[Comme c’est souvent le cas lorsqu’éclate ce genre de situation de rue qui nous prend à l’improviste, beaucoup se demanderont qui sont et que veulent ces émeutiers qui protestent contre le couvre-feu en Italie (genre un retour à cette bonne vieille normalité) en tentant de rentrer leur colère dans de petites cases, plutôt que de se demander ce que nous voulons, nous, avec des idées, pratiques et perspectives révolutionnaires anarchistes qui ne se limitent pas à ce nouveau tour de vis du pouvoir. Non seulement pour agir (ou pas) à l’intérieur de telles protestations, mais aussi à côté ou en dehors d’elles.
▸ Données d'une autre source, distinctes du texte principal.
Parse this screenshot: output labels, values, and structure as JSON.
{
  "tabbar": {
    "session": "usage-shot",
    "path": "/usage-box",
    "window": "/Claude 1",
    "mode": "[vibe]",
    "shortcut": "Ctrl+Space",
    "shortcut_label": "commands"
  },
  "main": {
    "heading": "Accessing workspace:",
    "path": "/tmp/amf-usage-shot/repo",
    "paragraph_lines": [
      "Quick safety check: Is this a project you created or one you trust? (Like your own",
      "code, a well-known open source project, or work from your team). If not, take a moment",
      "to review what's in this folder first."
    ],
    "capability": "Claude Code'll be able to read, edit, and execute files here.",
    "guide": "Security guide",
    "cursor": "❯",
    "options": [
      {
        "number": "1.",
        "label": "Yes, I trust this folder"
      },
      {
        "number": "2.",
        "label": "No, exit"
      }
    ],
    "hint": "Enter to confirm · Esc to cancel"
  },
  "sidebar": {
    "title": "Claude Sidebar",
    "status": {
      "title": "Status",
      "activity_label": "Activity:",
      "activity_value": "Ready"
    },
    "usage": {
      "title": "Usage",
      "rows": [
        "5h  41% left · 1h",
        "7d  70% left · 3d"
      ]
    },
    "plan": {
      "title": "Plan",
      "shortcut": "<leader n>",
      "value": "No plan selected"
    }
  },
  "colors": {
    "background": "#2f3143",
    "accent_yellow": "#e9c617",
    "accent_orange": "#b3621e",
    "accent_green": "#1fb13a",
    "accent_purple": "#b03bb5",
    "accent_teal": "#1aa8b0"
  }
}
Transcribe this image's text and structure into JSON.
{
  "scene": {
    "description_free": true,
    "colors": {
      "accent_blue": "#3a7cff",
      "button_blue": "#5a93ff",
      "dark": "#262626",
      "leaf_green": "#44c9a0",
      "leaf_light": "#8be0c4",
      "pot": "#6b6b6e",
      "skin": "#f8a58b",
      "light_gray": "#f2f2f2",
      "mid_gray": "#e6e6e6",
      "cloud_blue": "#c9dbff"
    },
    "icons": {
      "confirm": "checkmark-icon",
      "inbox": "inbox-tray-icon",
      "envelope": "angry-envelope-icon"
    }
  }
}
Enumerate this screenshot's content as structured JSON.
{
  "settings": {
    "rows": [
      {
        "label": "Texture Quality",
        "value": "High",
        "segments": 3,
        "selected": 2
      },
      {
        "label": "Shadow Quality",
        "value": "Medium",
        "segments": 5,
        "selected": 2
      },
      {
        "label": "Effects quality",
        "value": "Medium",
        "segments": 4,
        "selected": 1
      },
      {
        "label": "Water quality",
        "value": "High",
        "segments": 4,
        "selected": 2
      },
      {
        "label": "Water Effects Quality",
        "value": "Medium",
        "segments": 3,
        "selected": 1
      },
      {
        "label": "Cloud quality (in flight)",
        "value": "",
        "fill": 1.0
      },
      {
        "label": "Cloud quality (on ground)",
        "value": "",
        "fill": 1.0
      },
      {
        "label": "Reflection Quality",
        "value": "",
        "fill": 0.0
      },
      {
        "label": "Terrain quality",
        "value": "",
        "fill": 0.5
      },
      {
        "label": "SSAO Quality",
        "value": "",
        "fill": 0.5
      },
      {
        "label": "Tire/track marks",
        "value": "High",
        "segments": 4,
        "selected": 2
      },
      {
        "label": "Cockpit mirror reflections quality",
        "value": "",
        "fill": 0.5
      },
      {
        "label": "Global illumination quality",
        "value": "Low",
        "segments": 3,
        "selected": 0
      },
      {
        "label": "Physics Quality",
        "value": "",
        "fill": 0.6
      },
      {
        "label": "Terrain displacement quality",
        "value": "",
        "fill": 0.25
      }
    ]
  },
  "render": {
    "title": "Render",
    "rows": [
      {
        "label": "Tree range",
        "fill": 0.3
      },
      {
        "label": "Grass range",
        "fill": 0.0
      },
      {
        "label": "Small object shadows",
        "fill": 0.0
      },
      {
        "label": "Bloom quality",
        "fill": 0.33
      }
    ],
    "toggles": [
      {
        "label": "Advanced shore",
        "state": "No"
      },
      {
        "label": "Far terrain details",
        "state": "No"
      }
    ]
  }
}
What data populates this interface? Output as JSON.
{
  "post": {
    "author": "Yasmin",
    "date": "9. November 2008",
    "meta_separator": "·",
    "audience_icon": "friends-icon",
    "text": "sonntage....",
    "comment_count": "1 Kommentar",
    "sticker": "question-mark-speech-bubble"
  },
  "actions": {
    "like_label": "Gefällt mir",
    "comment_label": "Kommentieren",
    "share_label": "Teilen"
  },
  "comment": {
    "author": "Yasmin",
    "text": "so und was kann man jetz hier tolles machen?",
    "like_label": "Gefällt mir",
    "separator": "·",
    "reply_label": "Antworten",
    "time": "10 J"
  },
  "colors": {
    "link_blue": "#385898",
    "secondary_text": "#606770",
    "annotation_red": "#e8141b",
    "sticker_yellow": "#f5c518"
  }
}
Du côté des porte-parole de l’État, les grands journaux italiens ont par exemple choisi de mettre en avant ce matin 27 octobre selon les villes un petit côté gilet jaune hexagonal des manifestations des débuts pour son côté très hétérogène et l’aspect « guerilla urbaine », pointant par exemple à Turin aussi bien les « ultras » rivaux des deux clubs de foot (Juventus et le Torino), que des groupes de jeunes « vandales immigrés », des « complotistes » variés ou des petits commerçants : il faut dire que le saccage et parfois le pillage des boutiques de luxe de la via Roma (Apple store, Gucci, Geox, etc.) et dans de nombreuses autres rues adjacentes par 600 émeutiers a par exemple donné du fil à retordre aux forces anti-émeute jusque tard dans la nuit. A Milan idem, où c’est notamment le très commerçant corso Buenos Aires qui a été parcouru en scandant « Liberté, Liberté » puis la zone de Stazione Centrale, et où un grand journal du nord s’est fait plaisir à pointer « le groupe [de 300 manifestants] formé à la fois d’italiens et d’étrangers, de quelques militants de Forza Nuova [groupe d’extrême-droite] mais aussi d’anarchistes ». Il y aurait d’ailleurs eu des coups échangés entre fachos opposés aux destructions de vitrines, tentant du coup de faire office de SO informel (« on ne touche pas aux commerces, on est là pour autre chose »), et des groupes de plus jeunes de toutes origines venus au contraire pour exprimer leur rage, et pas que contre la police.
Cela promet de belles polémiques en perspective* qu’on a déjà connues ici dans les fameux milieux limitants, bien sûr en fonction des villes et des contextes qui peuvent varier (Naples n’est pas Trieste, et Milan n’est pas Rome, etc.), entre caricaturalement investir ce genre de manifs pour en chasser les fachos (y compris avec des pratiques qu’ils partagent plus difficilement), dépasser ces derniers et offrir d’autres possibilités, ou déserter ces rassemblements trop verrouillés localement en saisissant l’occasion que les flics soient bien occupés là pour agir ailleurs et autrement… y compris sur d’autres types de cibles moins évidentes que les flics et le mobilier urbain, et sans rien demander au pouvoir.
A Turin comme à Milan, il y a aussi eu des tentatives d’attaque des sièges de Région (ces rassemblements commencent souvent sur de grandes places quelques heures avant le couvre-feu, avant de partir en sauvage), et à Naples, pour la troisième journée consécutive, des centaines de jeunes ont à nouveau affronté les flics de façon mobile et monté des barricades de matériel urbain.
Enfin, précisons qu’il y eu des rassemblements sans cortèges sauvages ravageurs dans d’autres villes que Turin, Milan et Naples –parfois à l’initiative des réseaux d’extrême-droite ou de commerçants mais pas que–, comme Pescara, Vicenza, Perugia, Genova, Foggia, Pesaro, Trieste, Bologna, Firenze, Lecce (avec des slogans comme « Mieux vaut le risque de mourir de Covid que la certitude de mourir de faim »), Campobasso, etc. Les chiffes officiels de ce matin donnent au moins 5 arrêtés à Turin (dont deux pour le pillage du Gucci et un pour le Vuitton), et 28 à Milan (dont 13 mineurs, et une anarchiste).
* On pourra par exemple (re)lire ce Recueil de textes anarchistes à propos du mouvement des gilets jaunes, 24 p., août 2019]
Nouveaux incidents lors de manifestations anti-restrictions en Italie
AFP, 26 octobre 2020 (extrait)
La fermeture des restaurants et des bars à partir de 18 heures et de tous les théâtres, cinémas et salles de sport pendant un mois a suscité colère et inquiétude dans un pays déjà très durement affecté par deux mois de confinement au printemps et qui doit connaître cette année sa plus grave récession économique depuis la Seconde Guerre mondiale.